Former local police chief helps create online police training

WEAKLEY COUNTY, Tenn. — One local business is working to change the way law enforcement is trained all over the country to keep your community safe.

“I’m an advocate that we need to train constantly, as many cutting edge areas of law enforcement as we can,” former Martin Police Chief David Moore said. “The best jobs I ever had were as a training officer, and I have always been a passionate trainer. I like to deliver as much training, quality training, to my officers as I can.”

He left the Martin Police Department in 2015 to create a more efficient way of training law enforcement officers.

“All you have to do is turn on the local news and find out that there’s a training issue somewhere in the company as it relates to law enforcement almost daily,” he said.

Moore is now the vice president of the V-Academy, an online training academy for law enforcement. More than 50 percent of Tennessee agencies and departments in 14 states use the V-Academy in some capacity.

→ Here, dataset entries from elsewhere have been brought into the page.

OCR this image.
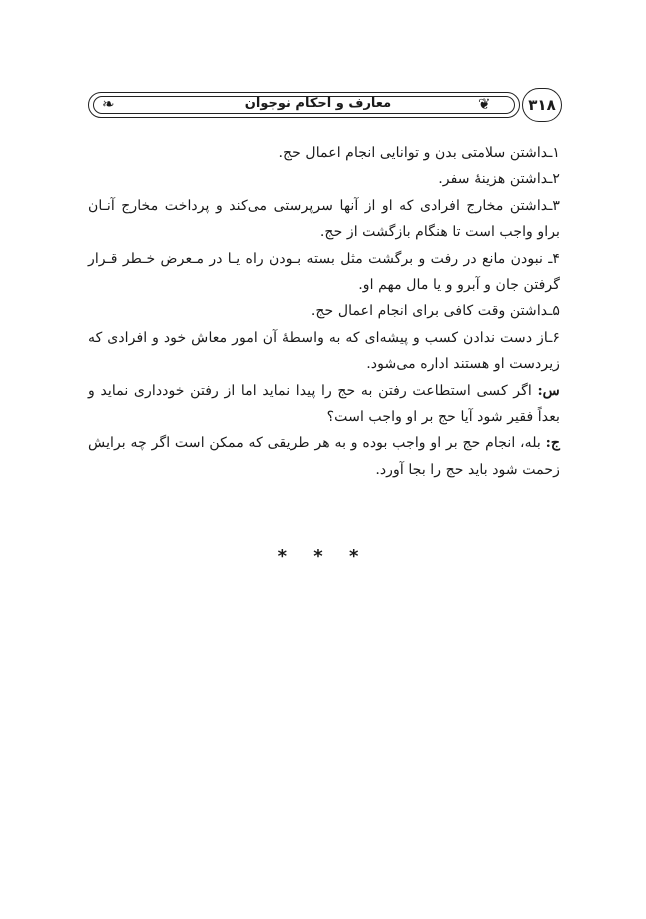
❧	معارف و احکام نوجوان	❦	۳۱۸

۱ـداشتن سلامتی بدن و توانایی انجام اعمال حج.

۲ـداشتن هزینهٔ سفر.

۳ـداشتن مخارج افرادی که او از آنها سرپرستی می‌کند و پرداخت مخارج آنـان براو واجب است تا هنگام بازگشت از حج.

۴ـ نبودن مانع در رفت و برگشت مثل بسته بـودن راه یـا در مـعرض خـطر قـرار گرفتن جان و آبرو و یا مال مهم او.

۵ـداشتن وقت کافی برای انجام اعمال حج.

۶ـاز دست ندادن کسب و پیشه‌ای که به واسطهٔ آن امور معاش خود و افرادی که زیردست او هستند اداره می‌شود.

س: اگر کسی استطاعت رفتن به حج را پیدا نماید اما از رفتن خودداری نماید و بعداً فقیر شود آیا حج بر او واجب است؟

ج: بله، انجام حج بر او واجب بوده و به هر طریقی که ممکن است اگر چه برایش زحمت شود باید حج را بجا آورد.

* * *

“It’s not that there is a lack of training — it’s the lack of availability to training, and we have bridged that gap with the academy,” Moore said. “We have taken the best trainers in the world and delivered them in the capacity that everyone in the world should be able to have.”

Capt. Phillip Kemper is a training officer with the Jackson Police Department. He said they have been using the V-Academy since October 2014.

“It opens up the door for us to get a lot of training from top-notch instructors across the country that otherwise we would not be able to afford or have access to send our people to,” Kemper said.

Kemper said they started to use the online learning system to cut down on their training time. For example, he said it would take almost four months to train the entire Jackson Police Department through one 40-hour, weeklong course, whereas with the V-Academy the officers can learn at their own pace in a fraction of the time.

“It has definitely helped us increase our efficiency, and economically it has impacted our training a great deal,” Kemper said.

Kemper said the virtual academy does not take away from the rest of their training and that officers still have in-person classes and training for driving, shooting and defensive tactics.

“Not all training can be delivered online, and we concentrate on those types of training that are best delivered online,” Moore said. “At the same time, we are making advances every day in the types of expansive training that we can deliver.”

Moore said they are working to add firefighter and EMS training this year.